“Blackhat”, di Michael Mann, con Chris Hemsworth, Viola Davis, John Ortiz, William Mapother, Manny Montana, Ritchie Coster, Holt McCallany, Jason Butler Harner, Spencer Garrett, Wei Tang, Brandon Molale, Yorick van Wageningen, Archie Kao, durata 135’, nelle sale dal 13 marzo 2015, distribuito da Universal.
A scanso di equivoci, lo diciamo da subito: quando si parla di Michael Mann, ci è quasi impossibile essere parziali. Forse perché alcune delle pellicole del regista americano hanno segnato la nostra vita di spettatori, forse perché non possiamo fare a meno di considerarlo uno dei cineasti più decisivi del panorama mondiale, sta di fatto che ogni pellicola di Mann è un’epifania. Blackhat, come ci immaginavamo, non tradisce le attese.
Dopo nove anni di attesa dall’epopea tragica di John Dillinger raccontata nel meraviglioso Nemico Pubblico, Michael Mann entra nel mondo del cyber-terrorismo con un noir sui generis, un crime-movie che cerca di piegare gli stereotipi del genere a temi e forme inedite.

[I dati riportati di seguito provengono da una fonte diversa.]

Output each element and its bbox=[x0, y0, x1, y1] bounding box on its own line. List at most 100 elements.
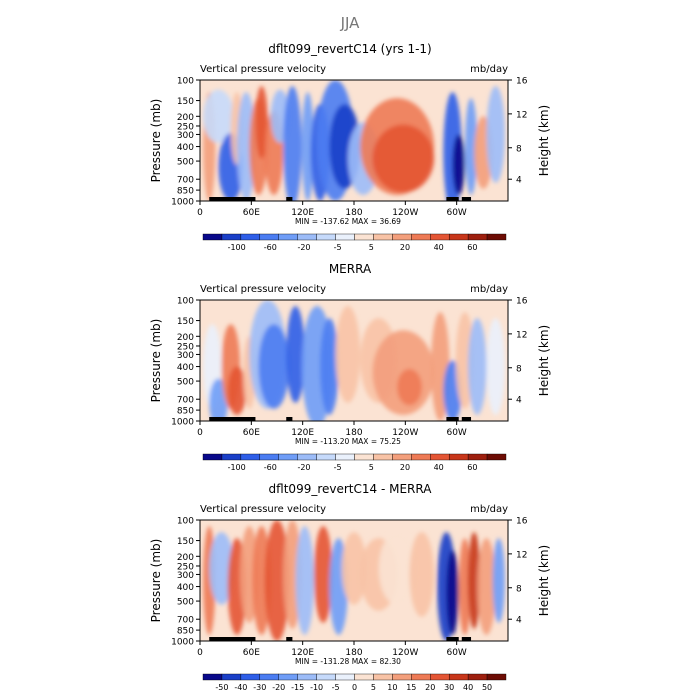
topography bbox=[446, 417, 459, 421]
colorbar-swatch bbox=[335, 673, 355, 681]
y-tick-label: 300 bbox=[177, 351, 194, 361]
chart-panel-3: dflt099_revertC14 - MERRA Vertical pressu… bbox=[149, 482, 551, 692]
chart-title: MERRA bbox=[329, 262, 372, 276]
min-max-label: MIN = -113.20 MAX = 75.25 bbox=[295, 437, 401, 446]
colorbar-swatch bbox=[373, 453, 393, 461]
y-tick-label: 100 bbox=[177, 77, 194, 87]
colorbar-swatch bbox=[411, 673, 431, 681]
x-tick-label: 60W bbox=[446, 648, 466, 658]
topography bbox=[236, 637, 256, 641]
left-string: Vertical pressure velocity bbox=[200, 64, 326, 75]
y-tick-label: 200 bbox=[177, 113, 194, 123]
left-string: Vertical pressure velocity bbox=[200, 504, 326, 515]
topography bbox=[461, 197, 472, 201]
colorbar-label: -100 bbox=[228, 463, 246, 472]
topography bbox=[461, 637, 472, 641]
colorbar-label: 10 bbox=[387, 683, 397, 692]
topography bbox=[224, 197, 237, 201]
page-title: JJA bbox=[340, 14, 361, 32]
y2-tick-label: 16 bbox=[516, 297, 528, 307]
y-axis-label: Pressure (mb) bbox=[149, 99, 163, 183]
colorbar-swatch bbox=[373, 673, 393, 681]
field-region bbox=[378, 532, 416, 605]
y-tick-label: 850 bbox=[177, 627, 194, 637]
colorbar-label: -20 bbox=[297, 463, 310, 472]
y2-tick-label: 4 bbox=[516, 616, 522, 626]
colorbar-swatch bbox=[411, 233, 431, 241]
field-region bbox=[313, 526, 333, 623]
colorbar-swatch bbox=[354, 233, 374, 241]
field-region bbox=[341, 532, 367, 605]
x-tick-label: 120W bbox=[392, 428, 418, 438]
colorbar-swatch bbox=[354, 453, 374, 461]
right-string: mb/day bbox=[470, 64, 508, 75]
colorbar-swatch bbox=[240, 453, 261, 461]
topography bbox=[236, 197, 256, 201]
colorbar-swatch bbox=[259, 673, 279, 681]
min-max-label: MIN = -131.28 MAX = 82.30 bbox=[295, 657, 401, 666]
y-tick-label: 100 bbox=[177, 517, 194, 527]
colorbar-label: -10 bbox=[310, 683, 323, 692]
y-tick-label: 850 bbox=[177, 187, 194, 197]
topography bbox=[461, 417, 472, 421]
x-tick-label: 60E bbox=[243, 648, 260, 658]
colorbar-swatch bbox=[221, 453, 242, 461]
y-tick-label: 1000 bbox=[171, 198, 194, 208]
colorbar-swatch bbox=[392, 673, 412, 681]
y-tick-label: 500 bbox=[177, 378, 194, 388]
colorbar-swatch bbox=[335, 233, 355, 241]
topography bbox=[446, 197, 459, 201]
colorbar-swatch bbox=[278, 453, 298, 461]
y2-axis-label: Height (km) bbox=[537, 105, 551, 176]
x-tick-label: 120W bbox=[392, 648, 418, 658]
colorbar-swatch bbox=[221, 233, 242, 241]
x-tick-label: 0 bbox=[197, 648, 203, 658]
x-tick-label: 120E bbox=[291, 428, 314, 438]
colorbar-label: 40 bbox=[463, 683, 473, 692]
y2-axis-label: Height (km) bbox=[537, 325, 551, 396]
y2-tick-label: 16 bbox=[516, 517, 528, 527]
field-region bbox=[467, 532, 481, 629]
colorbar-swatch bbox=[430, 673, 450, 681]
colorbar-swatch bbox=[354, 673, 374, 681]
field-area bbox=[200, 520, 508, 641]
colorbar-swatch bbox=[240, 673, 261, 681]
field-region bbox=[409, 532, 435, 617]
y2-tick-label: 8 bbox=[516, 584, 522, 594]
chart-title: dflt099_revertC14 - MERRA bbox=[269, 482, 433, 496]
colorbar-label: 60 bbox=[467, 463, 477, 472]
field-region bbox=[464, 98, 478, 195]
colorbar-label: 40 bbox=[434, 463, 444, 472]
x-tick-label: 120E bbox=[291, 648, 314, 658]
field-region bbox=[258, 324, 290, 409]
topography bbox=[286, 197, 293, 201]
y-tick-label: 100 bbox=[177, 297, 194, 307]
y-tick-label: 700 bbox=[177, 616, 194, 626]
y2-axis-label: Height (km) bbox=[537, 545, 551, 616]
colorbar-swatch bbox=[259, 233, 279, 241]
y-tick-label: 250 bbox=[177, 122, 194, 132]
colorbar-swatch bbox=[373, 233, 393, 241]
field-region bbox=[486, 318, 505, 415]
field-shading bbox=[203, 300, 505, 421]
colorbar-label: 40 bbox=[434, 243, 444, 252]
colorbar-label: -50 bbox=[215, 683, 228, 692]
field-region bbox=[203, 89, 234, 143]
colorbar-swatch bbox=[316, 673, 336, 681]
colorbar-swatch bbox=[202, 673, 223, 681]
colorbar-swatch bbox=[316, 233, 336, 241]
colorbar-swatch bbox=[486, 233, 507, 241]
colorbar-label: -60 bbox=[264, 463, 277, 472]
colorbar-swatch bbox=[392, 453, 412, 461]
field-region bbox=[458, 538, 472, 635]
topography bbox=[224, 637, 237, 641]
colorbar-swatch bbox=[221, 673, 242, 681]
x-tick-label: 60W bbox=[446, 428, 466, 438]
right-string: mb/day bbox=[470, 504, 508, 515]
colorbar-label: -40 bbox=[234, 683, 247, 692]
y-tick-label: 300 bbox=[177, 571, 194, 581]
topography bbox=[446, 637, 459, 641]
field-region bbox=[227, 366, 247, 415]
colorbar-label: 60 bbox=[467, 243, 477, 252]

Le indagini dell’hacker “buono” Nick Hathaway e della sua task force cinese-americana alla ricerca del misterioso pirata informatico Sadak, dunque, omaggiano continuamente sia i noir più classici (dagli heist-movie americani al cinema action di Hong Kong, passando per i tour mondiali alla James Bond), sia lo stesso cinema di Mann (i riferimenti evidenti sono tanti, tutti da scoprire), senza però privarsi del coraggio di attraversare strade nuove, preferendo la dilatazione dei tempi alla frenetica ottusità dei più scontati blockbuster.
In Blackhat il regista, mai come questa volta, rende tragico il conflitto tra uomo e tecnologia, con la rete invisibile di denaro, informazioni e dati diventata per la prima volta l’unico terreno di scontro.
Se la lotta dell’Uomo contro la Modernità, con i suoi violenti esiti, è sempre stata un leitmotiv nell’opera di Mann, nella sua ultima pellicola questa diventa il centro nevralgico della storia, la struttura base su cui si appoggiano i destini emotivi dei protagonisti, la loro ostinata determinazione a seguire i propri obiettivi, a dare un significato alle proprie esistenze.
L’Hathaway di Chris Hemsworth, come molti altri eroi manniani, è un uomo destinato all’autodistruzione, così fieramente consapevole di saper fare solo una cosa nella vita, da essere disposto a sacrificare tutto per avere la libertà di farla. E’ proprio la coscienza della dannazione a rendere ogni istante dei film dell'autore di Heat-La Sfida così tragicamente grandiosi.
Blackhat, pur non brillando per verosimiglianza narrativa o per linearità, conserva dentro di sé, appunto, la forza di questa epica del fallimento, la commozione di grandi storie d’amore dal futuro incerto, forse impossibile. Inoltre, nonostante i suoi settantadue anni di età, la mano del Maestro non perde un colpo: inquadrature perfette, città fotografate da perdere il fiato, sequenze action orchestrate come solo pochi altri registi riescono a fare (le due sparatorie cinesi meritano da sole il prezzo del biglietto), sono solo alcune delle prove della riuscita di un grande film.
Anche la tanto criticata scelta del divo Chris Hemsworth nei panni del protagonista, nonostante l’oggettiva legnosità dell’attore, dimostra l’intelligenza e la non-banale visione del Cinema di Michael Mann.
Probabilmente Blackhat è un anti-action movie non adatto a tutti e, anche in Italia, non avrà il successo che merita.
Se, però, avrete la forza di lasciarvi trascinare nel suo mondo, a metà tra la fredda materia dei computer e le calde passioni degli uomini, siate certi che vi ritroverete di fronte attimi di grande Cinema.